DeepSeek could represent Nvidia CEO Jensen Huang's worst nightmare
Market reaction and perceived irrationality
- Several comments note there was little reaction to DeepSeek-V3 or R1 themselves, but a sharp reaction once a consumer-facing app appeared, seen as evidence of shallow, narrative-driven markets.
- Some argue this “signals money on the table” for those who paid attention to the underlying tech earlier; others say timing lags are normal (e.g., COVID).
Jevons paradox, efficiency, and Nvidia’s valuation
- Jevons paradox is heavily debated:
- One camp: greater efficiency in model training/inference will increase total compute use (and thus GPU demand).
- Another camp: Jevons applies to compute in general, not to Nvidia’s profits or growth specifically; high margins and growth expectations are what got repriced.
- Some stress that even modest downward revisions in long-term growth assumptions can justify large market-cap drops.
Is DeepSeek bad or good for Nvidia?
- Bearish arguments:
- More efficient training means fewer GPUs needed to hit a given capability; hyperscalers may slow new cluster purchases and rely on existing capacity.
- Long term, breakthroughs could move more workloads to cheaper or non-GPU hardware; Nvidia’s “training monopoly” may soften.
- Bullish/neutral arguments:
- R1-style “thinking” models increase inference compute per query.
- Lower training cost democratizes model-building, inducing many more models and thus more total compute.
- Nvidia’s moat (CUDA, NVLink, Mellanox/Infiniband ecosystem) is seen as extremely strong; “Nvidia sells clusters and a full stack, not just chips.”
Costs, hardware, and sanctions
- DeepSeek-V3 training is widely cited as ~2.8M H800 GPU hours ≈ $5–6M at $2/hr, but multiple comments emphasize this excludes capex, experimentation, RL steps, data generation, and staff.
- Back-of-envelope estimates put a 2,048‑H800 cluster into the ~$100–200M range including infrastructure; the “$6M model” narrative is viewed as technically narrow but still notable for showing efficiency.
- Export controls to China are discussed: DeepSeek was likely trained on Nvidia cards acquired before/around sanctions; this undercuts the idea that restrictions would block Chinese AI progress.
Democratization and new opportunities
- Many see DeepSeek as enabling smaller or mid-stage companies to train competitive domain-specific models instead of paying incumbents’ API “rent.”

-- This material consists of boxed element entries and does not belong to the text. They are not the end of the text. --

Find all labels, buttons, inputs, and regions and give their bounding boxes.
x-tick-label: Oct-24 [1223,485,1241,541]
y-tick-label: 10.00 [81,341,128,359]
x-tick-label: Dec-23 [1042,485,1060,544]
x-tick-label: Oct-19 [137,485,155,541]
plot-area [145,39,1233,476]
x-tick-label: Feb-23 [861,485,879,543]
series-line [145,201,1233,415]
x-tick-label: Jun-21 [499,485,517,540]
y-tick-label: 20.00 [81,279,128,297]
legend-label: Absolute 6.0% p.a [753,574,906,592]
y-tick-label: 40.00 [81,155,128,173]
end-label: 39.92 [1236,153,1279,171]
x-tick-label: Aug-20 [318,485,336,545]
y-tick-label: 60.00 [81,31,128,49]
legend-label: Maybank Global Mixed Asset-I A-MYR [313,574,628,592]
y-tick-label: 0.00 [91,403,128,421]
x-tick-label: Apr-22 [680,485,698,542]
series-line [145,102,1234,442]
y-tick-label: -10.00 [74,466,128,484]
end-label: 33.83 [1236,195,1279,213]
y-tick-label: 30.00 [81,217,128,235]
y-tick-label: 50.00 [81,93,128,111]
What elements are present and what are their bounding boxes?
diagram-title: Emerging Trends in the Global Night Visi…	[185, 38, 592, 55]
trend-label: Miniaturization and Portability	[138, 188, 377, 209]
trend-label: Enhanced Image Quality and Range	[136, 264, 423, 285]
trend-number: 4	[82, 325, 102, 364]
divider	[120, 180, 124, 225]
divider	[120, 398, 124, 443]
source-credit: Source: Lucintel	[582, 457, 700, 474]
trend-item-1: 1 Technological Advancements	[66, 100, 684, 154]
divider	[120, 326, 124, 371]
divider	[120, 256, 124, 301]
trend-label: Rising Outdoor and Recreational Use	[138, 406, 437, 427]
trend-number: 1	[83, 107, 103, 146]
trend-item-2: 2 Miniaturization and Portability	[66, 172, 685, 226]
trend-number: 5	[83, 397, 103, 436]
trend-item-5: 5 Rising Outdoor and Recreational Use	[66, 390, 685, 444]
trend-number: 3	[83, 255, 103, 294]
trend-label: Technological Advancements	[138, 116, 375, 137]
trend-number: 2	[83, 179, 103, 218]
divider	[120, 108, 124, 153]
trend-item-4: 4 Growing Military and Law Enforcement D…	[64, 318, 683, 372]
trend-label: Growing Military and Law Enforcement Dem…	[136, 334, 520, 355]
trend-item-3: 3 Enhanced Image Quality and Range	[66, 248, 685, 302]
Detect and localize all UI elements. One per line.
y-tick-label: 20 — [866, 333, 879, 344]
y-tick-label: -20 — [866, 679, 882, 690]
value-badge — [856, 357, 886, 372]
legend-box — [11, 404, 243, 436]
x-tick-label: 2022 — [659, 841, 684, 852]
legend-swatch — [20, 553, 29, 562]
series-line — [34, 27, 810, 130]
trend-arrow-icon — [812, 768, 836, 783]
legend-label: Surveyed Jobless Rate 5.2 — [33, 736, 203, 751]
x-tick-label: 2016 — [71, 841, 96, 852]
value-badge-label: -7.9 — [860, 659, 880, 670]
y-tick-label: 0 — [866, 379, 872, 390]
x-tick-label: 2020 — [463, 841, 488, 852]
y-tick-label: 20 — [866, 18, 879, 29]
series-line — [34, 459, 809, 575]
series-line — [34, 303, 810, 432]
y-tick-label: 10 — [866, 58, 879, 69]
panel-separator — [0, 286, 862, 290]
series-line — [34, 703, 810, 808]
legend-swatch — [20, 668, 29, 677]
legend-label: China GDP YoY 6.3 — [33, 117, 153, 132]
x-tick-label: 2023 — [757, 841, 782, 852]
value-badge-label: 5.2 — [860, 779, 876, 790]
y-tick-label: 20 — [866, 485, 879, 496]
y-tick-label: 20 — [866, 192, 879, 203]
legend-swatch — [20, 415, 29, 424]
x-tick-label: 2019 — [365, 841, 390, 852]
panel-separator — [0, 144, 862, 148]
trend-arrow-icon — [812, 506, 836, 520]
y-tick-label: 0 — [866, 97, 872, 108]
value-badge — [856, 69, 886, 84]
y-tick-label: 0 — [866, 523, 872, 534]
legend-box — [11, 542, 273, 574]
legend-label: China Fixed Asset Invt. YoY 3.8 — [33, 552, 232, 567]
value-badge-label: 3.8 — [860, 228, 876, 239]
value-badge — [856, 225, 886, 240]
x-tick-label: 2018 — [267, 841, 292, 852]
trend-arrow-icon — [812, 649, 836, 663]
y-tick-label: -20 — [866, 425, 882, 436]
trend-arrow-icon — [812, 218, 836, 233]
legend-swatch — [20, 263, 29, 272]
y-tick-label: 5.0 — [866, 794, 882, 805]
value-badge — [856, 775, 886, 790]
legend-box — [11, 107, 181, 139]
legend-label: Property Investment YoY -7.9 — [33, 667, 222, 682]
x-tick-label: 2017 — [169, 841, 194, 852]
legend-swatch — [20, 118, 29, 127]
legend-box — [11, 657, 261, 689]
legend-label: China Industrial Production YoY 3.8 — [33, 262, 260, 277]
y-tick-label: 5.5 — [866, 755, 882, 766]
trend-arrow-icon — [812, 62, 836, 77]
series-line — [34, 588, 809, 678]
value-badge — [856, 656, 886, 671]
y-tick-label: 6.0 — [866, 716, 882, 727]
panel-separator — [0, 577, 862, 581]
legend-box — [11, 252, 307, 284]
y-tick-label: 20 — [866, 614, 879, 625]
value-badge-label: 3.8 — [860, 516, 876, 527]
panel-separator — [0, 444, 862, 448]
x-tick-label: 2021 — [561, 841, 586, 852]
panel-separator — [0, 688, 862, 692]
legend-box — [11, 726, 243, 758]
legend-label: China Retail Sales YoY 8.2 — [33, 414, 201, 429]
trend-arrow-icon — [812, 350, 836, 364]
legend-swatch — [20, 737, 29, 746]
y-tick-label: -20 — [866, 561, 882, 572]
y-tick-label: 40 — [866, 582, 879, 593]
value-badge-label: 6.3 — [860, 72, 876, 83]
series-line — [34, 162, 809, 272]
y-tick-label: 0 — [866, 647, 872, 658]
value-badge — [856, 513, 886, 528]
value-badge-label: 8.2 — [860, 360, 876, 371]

- Some foresee more on-prem deployments (for legal/privacy reasons), family or small-org “AI stations,” and induced demand for mid-range hardware.
Skills, education, and systems knowledge
- A strong thread argues DeepSeek’s success highlights the value of deep systems knowledge (OS, compilers, Mellanox/InfiniBand tuning, scheduling, concurrency) over “glue-code ML.”
- US CS programs are criticized for weakening OS/architecture requirements, contrasted with stronger systems pipelines in places like Israel and India.
- Concrete resources for leveling up: classic OS/systems courses (e.g., UIUC CS241, Berkeley CS162, MIT 6.1810), then HPC, then ML.
Media hype, bubble concerns, and future direction
- Several participants are uneasy with media exaggeration around DeepSeek and the sudden explosion of “instant experts” (e.g., on Jevons paradox).
- Some think this is a rational correction of an “obvious bubble”; others think markets still underprice the broader productivity impact of current LLMs.
- There is disagreement on whether we are at “the end of brute-force scaling” or at the beginning of “test-time scaling” and algorithmic refinement that will still demand massive compute over time.